House Prepares To Debate Low-Yield Nukes, $17B Gap in Defense Funding « Breaking Defense
WASHINGTON: The battle lines have been clearly marked between Democrats and Republicans on the House Armed Services Committee, with $17 billion and differing visions of the role of nuclear weapons in US security policy separating the two as they prepare to hash out the 2020 defense policy bill.
A day before Wednesday’s marathon markup where dozens of amendments will be dealt with quickly, ranking member Mac Thornberry offered up an amendment directly challenging the Democrat’s version, pushing the topline back to the Trump administration’s requested $750 billion from the Democrats’ $733 offer.

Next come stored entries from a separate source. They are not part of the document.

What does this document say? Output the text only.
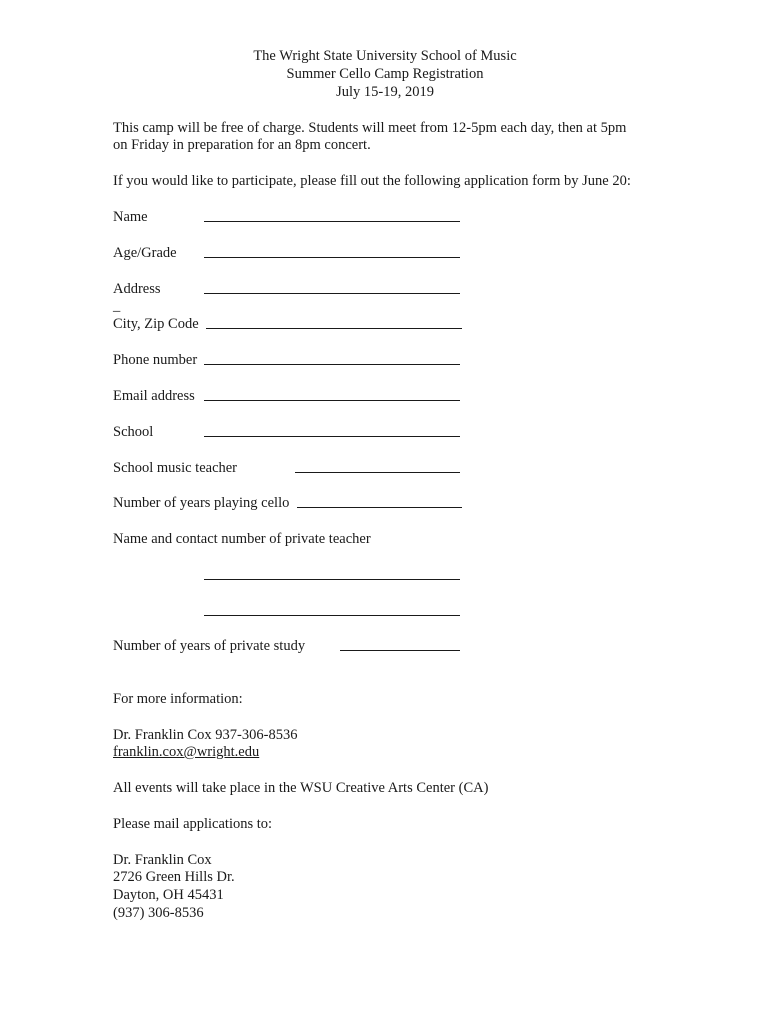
The Wright State University School of Music
Summer Cello Camp Registration
July 15-19, 2019
This camp will be free of charge. Students will meet from 12-5pm each day, then at 5pm
on Friday in preparation for an 8pm concert.
If you would like to participate, please fill out the following application form by June 20:
Name
Age/Grade
Address
_
City, Zip Code
Phone number
Email address
School
School music teacher
Number of years playing cello
Name and contact number of private teacher
Number of years of private study
For more information:
Dr. Franklin Cox 937-306-8536
franklin.cox@wright.edu
All events will take place in the WSU Creative Arts Center (CA)
Please mail applications to:
Dr. Franklin Cox
2726 Green Hills Dr.
Dayton, OH 45431
(937) 306-8536
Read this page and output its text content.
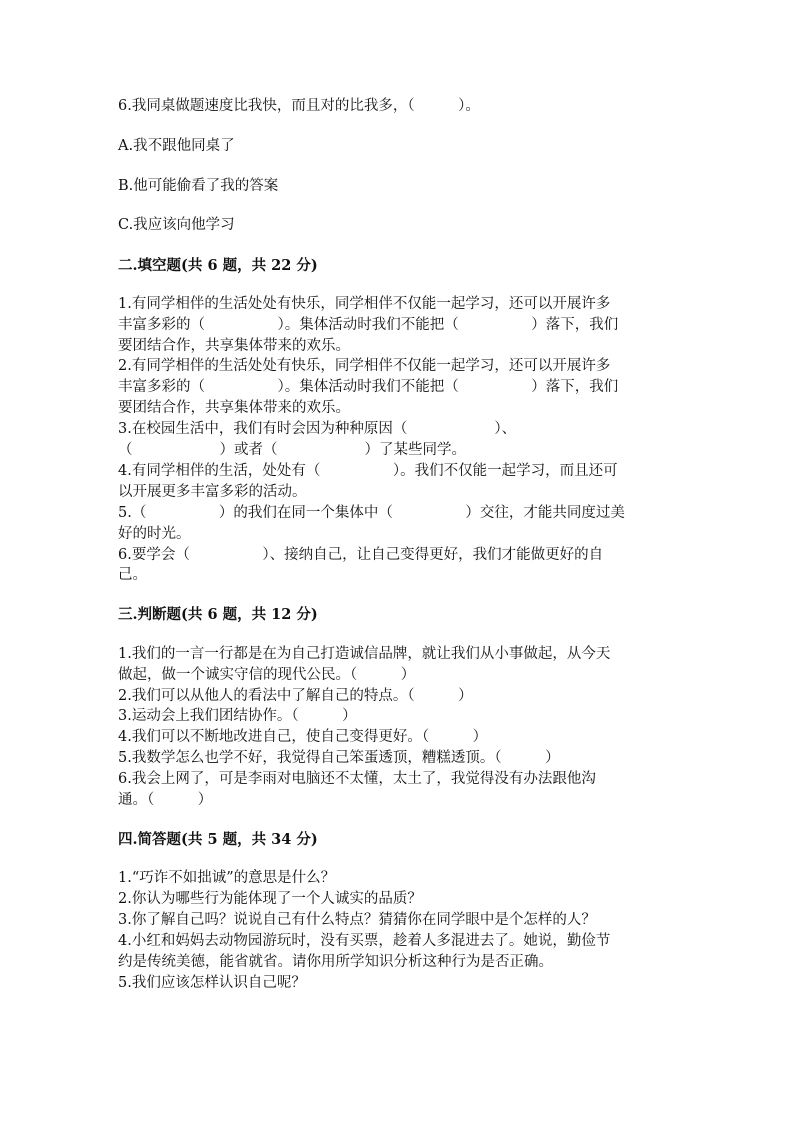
6.我同桌做题速度比我快，而且对的比我多，（　　　）。
A.我不跟他同桌了
B.他可能偷看了我的答案
C.我应该向他学习
二.填空题(共 6 题，共 22 分)
1.有同学相伴的生活处处有快乐，同学相伴不仅能一起学习，还可以开展许多
丰富多彩的（　　　　　）。集体活动时我们不能把（　　　　　）落下，我们
要团结合作，共享集体带来的欢乐。
2.有同学相伴的生活处处有快乐，同学相伴不仅能一起学习，还可以开展许多
丰富多彩的（　　　　　）。集体活动时我们不能把（　　　　　）落下，我们
要团结合作，共享集体带来的欢乐。
3.在校园生活中，我们有时会因为种种原因（　　　　　　）、
（　　　　　　）或者（　　　　　　）了某些同学。
4.有同学相伴的生活，处处有（　　　　　）。我们不仅能一起学习，而且还可
以开展更多丰富多彩的活动。
5.（　　　　　）的我们在同一个集体中（　　　　　）交往，才能共同度过美
好的时光。
6.要学会（　　　　　）、接纳自己，让自己变得更好，我们才能做更好的自
己。
三.判断题(共 6 题，共 12 分)
1.我们的一言一行都是在为自己打造诚信品牌，就让我们从小事做起，从今天
做起，做一个诚实守信的现代公民。（　　　）
2.我们可以从他人的看法中了解自己的特点。（　　　）
3.运动会上我们团结协作。（　　　）
4.我们可以不断地改进自己，使自己变得更好。（　　　）
5.我数学怎么也学不好，我觉得自己笨蛋透顶，糟糕透顶。（　　　）
6.我会上网了，可是李雨对电脑还不太懂，太土了，我觉得没有办法跟他沟
通。（　　　）
四.简答题(共 5 题，共 34 分)
1.“巧诈不如拙诚”的意思是什么？
2.你认为哪些行为能体现了一个人诚实的品质？
3.你了解自己吗？说说自己有什么特点？猜猜你在同学眼中是个怎样的人？
4.小红和妈妈去动物园游玩时，没有买票，趁着人多混进去了。她说，勤俭节
约是传统美德，能省就省。请你用所学知识分析这种行为是否正确。
5.我们应该怎样认识自己呢？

Republicans have already said that Smith’s mark, which eliminates a low-yield submarine-launched nuclear missile that the Navy and White House both claim is necessary to counter Russian nuclear doctrine, and cuts other nuclear nuclear and missile defense programs, is a non-starter.
Speaking with reporters Tuesday morning, Thornberry said “I’m not drawing a red line on any one thing,” but he thinks it’s critical to keep nuclear weapons and infrastructure programs fully funded.
Thornberry also revealed there will be an amendment offered Wednesday to keep the Ground Based Strategic Deterrent program funny funded, a capability Smith mark cut by $103 million.
Despite being critical of the size of the US nuclear force, Smith’s proposed bill retains support for the Navy’s Columbia-class ballistic missile submarine program, and new long-range nuclear missiles.
Overall, however, Thornberry said “I have not reached a decision, nor do I think any members on my side of the aisle have reached a decision on how to vote on final passage. But we will have an amendment to deal with low-yield. We will have an amendment to deal with Ground Based Strategic Deterrent.”
While most of the Republican efforts in the Democratically-controlled House will likely fail, the coming debate offers a glimpse of the coming budget fights in the Senate, where many of the Democratic initiatives will likewise run into a brick wall.
HASC chairman Adam Smith conceded he would face opposition both within HASC Democrats and with the Senate, during Monday remarks at CSIS. “Democracy doesn’t mean that you win all the time, but it does mean that you have an opportunity to offer your ideas, debate them, and have a fair vote on it. That’s what we’re going to do in committee,” he said.
“You know, I can count and I don’t think I have the votes to change [nuclear] policy, but what I’ve tried to do this year is to force that debate to have a discussion. And so, we’re going to have that argument and I don’t know how it’s going to come out of committee, but we’ll live with the result and move forward.”
(Breaking D readers will remember that we have predicted the Dems would almost certainly back down on nuclear issues. They are seminal in strategic terms and almost nobody in a responsible position disagrees with the basics of nuclear deterrence — when it comes down to it.)
Thornberry’s amendment to push the budget back up to $750 billion essentially puts back everything Smith’s mark eliminated, including $3.6 billion “to replenish military construction accounts diverted by border barriers.”